1x1 der Wirtschaft

Pharma: Hohe Produktivität dank teuren Medikamenten

David Gallusser

Die Arbeitsproduktivität in der Schweizer Pharma ist in den letzten 10 Jahren stark gestiegen. Pharmafirmen schufen 2019 mit einer vollzeitbeschäftigten Arbeitnehmerin durchschnittlich Waren und Dienstleistungen im Wert von 828 000 Franken (vgl. Grafik). Das ist über einen Drittel mehr als noch 2011 und mehr als viermal so viel wie im Schweizer Durchschnitt. Kurz: Mit Anstieg und Niveau der Produktivität stellt die Pharma alle anderen Branchen in den Schatten. Ausnahme ist einzig der vermutlich noch produktivere Rohstoffhandel.

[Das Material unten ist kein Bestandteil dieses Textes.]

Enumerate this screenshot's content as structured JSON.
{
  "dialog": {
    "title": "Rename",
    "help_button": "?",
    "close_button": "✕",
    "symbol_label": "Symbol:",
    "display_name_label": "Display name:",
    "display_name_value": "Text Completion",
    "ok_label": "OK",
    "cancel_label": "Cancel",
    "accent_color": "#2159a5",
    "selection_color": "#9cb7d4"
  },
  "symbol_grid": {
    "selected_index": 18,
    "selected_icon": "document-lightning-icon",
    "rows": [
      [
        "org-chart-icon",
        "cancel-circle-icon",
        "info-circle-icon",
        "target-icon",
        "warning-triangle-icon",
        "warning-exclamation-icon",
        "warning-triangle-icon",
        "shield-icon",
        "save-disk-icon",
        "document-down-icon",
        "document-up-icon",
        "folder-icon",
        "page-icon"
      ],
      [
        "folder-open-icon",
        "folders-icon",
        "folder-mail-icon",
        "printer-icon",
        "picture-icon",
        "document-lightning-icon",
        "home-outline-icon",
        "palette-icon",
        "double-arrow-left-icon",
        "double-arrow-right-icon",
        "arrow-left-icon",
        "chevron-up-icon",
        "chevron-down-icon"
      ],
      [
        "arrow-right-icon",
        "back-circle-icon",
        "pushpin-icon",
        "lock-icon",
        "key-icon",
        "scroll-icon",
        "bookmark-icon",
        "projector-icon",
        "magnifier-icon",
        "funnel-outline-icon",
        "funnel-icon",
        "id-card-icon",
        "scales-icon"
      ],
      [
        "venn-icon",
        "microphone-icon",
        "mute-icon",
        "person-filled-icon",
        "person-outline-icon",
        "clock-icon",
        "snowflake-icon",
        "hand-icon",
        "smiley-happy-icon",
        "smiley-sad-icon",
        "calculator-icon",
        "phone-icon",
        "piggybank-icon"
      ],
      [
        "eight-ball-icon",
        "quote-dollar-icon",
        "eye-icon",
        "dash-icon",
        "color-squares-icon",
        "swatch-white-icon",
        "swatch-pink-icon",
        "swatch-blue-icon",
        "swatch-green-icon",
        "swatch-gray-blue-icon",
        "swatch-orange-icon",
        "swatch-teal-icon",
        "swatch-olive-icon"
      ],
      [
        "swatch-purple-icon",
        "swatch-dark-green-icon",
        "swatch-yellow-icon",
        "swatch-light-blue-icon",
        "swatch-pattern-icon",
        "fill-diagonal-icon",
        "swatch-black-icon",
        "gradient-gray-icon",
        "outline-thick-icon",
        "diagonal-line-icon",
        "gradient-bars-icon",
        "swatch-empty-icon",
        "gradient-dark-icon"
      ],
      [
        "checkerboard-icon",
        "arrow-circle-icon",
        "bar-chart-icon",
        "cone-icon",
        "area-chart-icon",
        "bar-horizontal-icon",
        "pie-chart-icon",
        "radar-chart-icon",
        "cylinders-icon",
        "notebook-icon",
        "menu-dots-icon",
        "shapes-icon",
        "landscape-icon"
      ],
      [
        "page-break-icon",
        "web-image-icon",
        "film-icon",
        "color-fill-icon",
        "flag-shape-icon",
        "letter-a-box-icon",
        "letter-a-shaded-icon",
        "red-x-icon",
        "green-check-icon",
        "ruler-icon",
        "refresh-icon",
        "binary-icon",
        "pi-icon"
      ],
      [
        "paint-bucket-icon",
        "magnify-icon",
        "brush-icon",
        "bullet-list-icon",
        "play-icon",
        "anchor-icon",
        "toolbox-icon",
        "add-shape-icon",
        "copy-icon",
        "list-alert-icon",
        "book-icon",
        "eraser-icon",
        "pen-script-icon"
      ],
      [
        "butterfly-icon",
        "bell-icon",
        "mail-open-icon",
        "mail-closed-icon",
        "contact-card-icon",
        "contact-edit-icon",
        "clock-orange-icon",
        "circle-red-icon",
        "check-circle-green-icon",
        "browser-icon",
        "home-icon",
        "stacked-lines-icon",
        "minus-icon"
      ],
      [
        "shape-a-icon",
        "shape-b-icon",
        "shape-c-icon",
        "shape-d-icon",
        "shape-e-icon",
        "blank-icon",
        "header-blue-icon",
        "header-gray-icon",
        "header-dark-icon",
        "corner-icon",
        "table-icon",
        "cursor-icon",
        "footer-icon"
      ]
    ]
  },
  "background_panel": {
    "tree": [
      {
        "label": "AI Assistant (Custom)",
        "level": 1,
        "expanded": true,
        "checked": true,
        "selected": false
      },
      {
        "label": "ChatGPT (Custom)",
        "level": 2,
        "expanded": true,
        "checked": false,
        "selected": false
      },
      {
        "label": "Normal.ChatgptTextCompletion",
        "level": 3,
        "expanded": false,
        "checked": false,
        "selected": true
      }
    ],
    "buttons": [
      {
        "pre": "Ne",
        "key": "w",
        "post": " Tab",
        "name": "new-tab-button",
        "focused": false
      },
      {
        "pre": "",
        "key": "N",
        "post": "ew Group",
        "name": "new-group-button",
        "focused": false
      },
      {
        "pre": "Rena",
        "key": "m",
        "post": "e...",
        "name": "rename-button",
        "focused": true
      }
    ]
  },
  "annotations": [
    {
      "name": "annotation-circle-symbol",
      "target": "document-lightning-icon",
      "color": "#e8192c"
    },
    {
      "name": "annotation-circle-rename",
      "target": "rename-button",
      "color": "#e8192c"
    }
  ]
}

HOHE MEDIKAMENTENPREISE. Die eindrückliche Produktivität wirft unweigerlich die Frage auf, was die Pharma ­anders mache. An einer strafferen ­Arbeitsorganisation oder stärkeren ­Automatisierung kann es kaum liegen, da dies keine branchenspezifischen Merkmale sind, sondern andernorts genauso vorkommen. Der grosse ­Unterschied zu den anderen Branchen liegt vielmehr in der Macht der ­Pharma, die eigenen Preise zu setzen. Diese Macht konnte sie zudem ausbauen, indem sie Medikamente gegen bisher schwer behandelbare oder seltene Krankheiten entwickelte. Für diese Produkte ist nicht nur die Zahlungsbereitschaft grösser, sondern auch die Konkurrenz bisher kleiner. Das gilt auch für die neuen Immuntherapien, die für einzelne Patienten individuell hergestellt werden müssen. Zudem hat sich die Branche stärker auf die USA ausgerichtet, wo bei der Preissetzung von patentgeschützten Medikamenten noch weniger Grenzen gesetzt sind als in Europa. Wohl kein anderes Medikament versinnbildlicht diese Entwicklung mehr als Zolgensma: Das Präparat wird gegen eine seltene erbliche Erkrankung des Rückenmarks eingesetzt und erlaubt es Novartis, in den USA für eine Behandlung über 2 Millionen Franken in Rechnung zu stellen.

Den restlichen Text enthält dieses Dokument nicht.